TPIA Operasikan Dua Pabrik Produk Kimia MTBE dan B1 Pertama di Indonesia

PT Chandra Asri Petrochemical Tbk

JAKARTA-Manajemen PT Chandra Asri Petrochemical Tbk (TPIA) menyampaikan, perseroan mulai mengoperasikan dua unit pabrik Methyl Tert-butyl Ether (MTBE) berkapasitas 128 KTA dan Butene 1 (B1) berkapasitas 43 KTA yang pertama kali ada di Indonesia.

Hal tersebut disampaikan Presiden Direktur Chandra Asri, Erwin Ciputra dalam keterbukaan informasi TPIA yang dilansir Bursa Efek Indonesia (BEI) di Jakarta, Selasa (8/9). 

“Prioritas utama kami adalah mendukung pemerintah dan industri dalam negeri dalam mengurangi ketergantungan impor,” ucap Erwin.

Dia menyebutkan, pabrik MTBE berkapasitas 128 KTA itu untuk memasok kebutuhan octane booster di dalam negeri yang sejauh ini masih impor, sedangkan pabrik B1 berkapasitas 43 KTA akan diserap untuk kebutuhan operasional pabrik TPIA sebesar 33 KTA dan sisanya untuk pasar domestik. 

Baca :  Semester-I, Kinerja TPIA Berbalik Merugi USD29,9 Juta

Konstruksi pabrik MTBE dan B1 ini dilakukan oleh Toyo Engineering Corporation dan PT Inti Karya Persada Tehnik (IKPT) sejak 2018.

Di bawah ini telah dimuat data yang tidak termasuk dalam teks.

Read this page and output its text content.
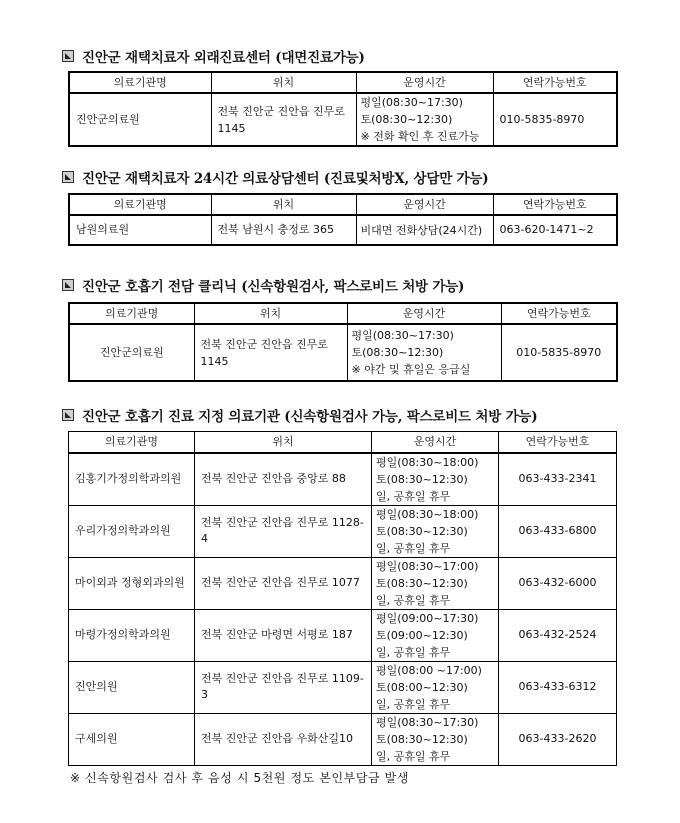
진안군 재택치료자 외래진료센터 (대면진료가능)
의료기관명	위치	운영시간	연락가능번호
진안군의료원	전북 진안군 진안읍 진무로 1145	평일(08:30~17:30)
토(08:30~12:30)
※ 전화 확인 후 진료가능	010-5835-8970
진안군 재택치료자 24시간 의료상담센터 (진료및처방X, 상담만 가능)
의료기관명	위치	운영시간	연락가능번호
남원의료원	전북 남원시 충정로 365	비대면 전화상담(24시간)	063-620-1471~2
진안군 호흡기 전담 클리닉 (신속항원검사, 팍스로비드 처방 가능)
의료기관명	위치	운영시간	연락가능번호
진안군의료원	전북 진안군 진안읍 진무로 1145	평일(08:30~17:30)
토(08:30~12:30)
※ 야간 및 휴일은 응급실	010-5835-8970
진안군 호흡기 진료 지정 의료기관 (신속항원검사 가능, 팍스로비드 처방 가능)
의료기관명	위치	운영시간	연락가능번호
김홍기가정의학과의원	전북 진안군 진안읍 중앙로 88	평일(08:30~18:00)
토(08:30~12:30)
일, 공휴일 휴무	063-433-2341
우리가정의학과의원	전북 진안군 진안읍 진무로 1128-4	평일(08:30~18:00)
토(08:30~12:30)
일, 공휴일 휴무	063-433-6800
마이외과 정형외과의원	전북 진안군 진안읍 진무로 1077	평일(08:30~17:00)
토(08:30~12:30)
일, 공휴일 휴무	063-432-6000
마령가정의학과의원	전북 진안군 마령면 서평로 187	평일(09:00~17:30)
토(09:00~12:30)
일, 공휴일 휴무	063-432-2524
진안의원	전북 진안군 진안읍 진무로 1109-3	평일(08:00 ~17:00)
토(08:00~12:30)
일, 공휴일 휴무	063-433-6312
구세의원	전북 진안군 진안읍 우화산길10	평일(08:30~17:30)
토(08:30~12:30)
일, 공휴일 휴무	063-433-2620
※ 신속항원검사 검사 후 음성 시 5천원 정도 본인부담금 발생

Erwin meyakini, keberadaan dua pabrik tersebut akan mampu mendukung target pemerintah terkait substitusi impor melalui program Peningkatan Penggunaan Produk Dalam Negeri (P3DN).

Pengoperasian pabrik baru tersebut diharapkan bisa berperan dalam merealisasikan tujuan pemerintah dalam mengurangi impor sampai 35 persen di 2022.

“Kami menyampaikan terima kasih kepada Toyo dan IKPT, karena berhasil menyelesaikan konstruksi ini di masa pandemi, sehingga operasional pabrik dapat dimulai sesuai rencana kami,” ujar Erwin sembari menyebutkan bahwa MTBE dan B1 merupakan pabrik pertama di Indonesia yang menggunakan Lummus Technology atau teknologi processing pabrik petrokimia paling mutakhir.

Baca :  TPIA Terbitkan Obligasi Rp1 Triliun dengan Tingkat Kupon 9,2%

Dalam keterangan resmi yang disampaikan TPIA, Menteri Perindustrian, Agus Gumiwang Kartasasmita mengatakan bahwa industri petrokimia di Indonesia memiliki peran penting dalam melakukan substitusi impor, maka pemerintah perlu mendorongnya untuk bertumbuh.

“Selain substitusi impor, perusahaan petrokimia seperti Chandra Asri juga mampu menarik investor baru yang tentunya akan berdampak positif terhadap perekonomian Indonesia,” kata Menperin.

Berdasarkan data Kemenperin, pada 2018 Indonesia masih mengimpor produk kimia methanol, termasuk turunannya, yaitu MTBE maupun B1 senilai Rp174 triliun. Selama ini, produk methanol dan turunannya di Indonesia berasal dari beberapa negara.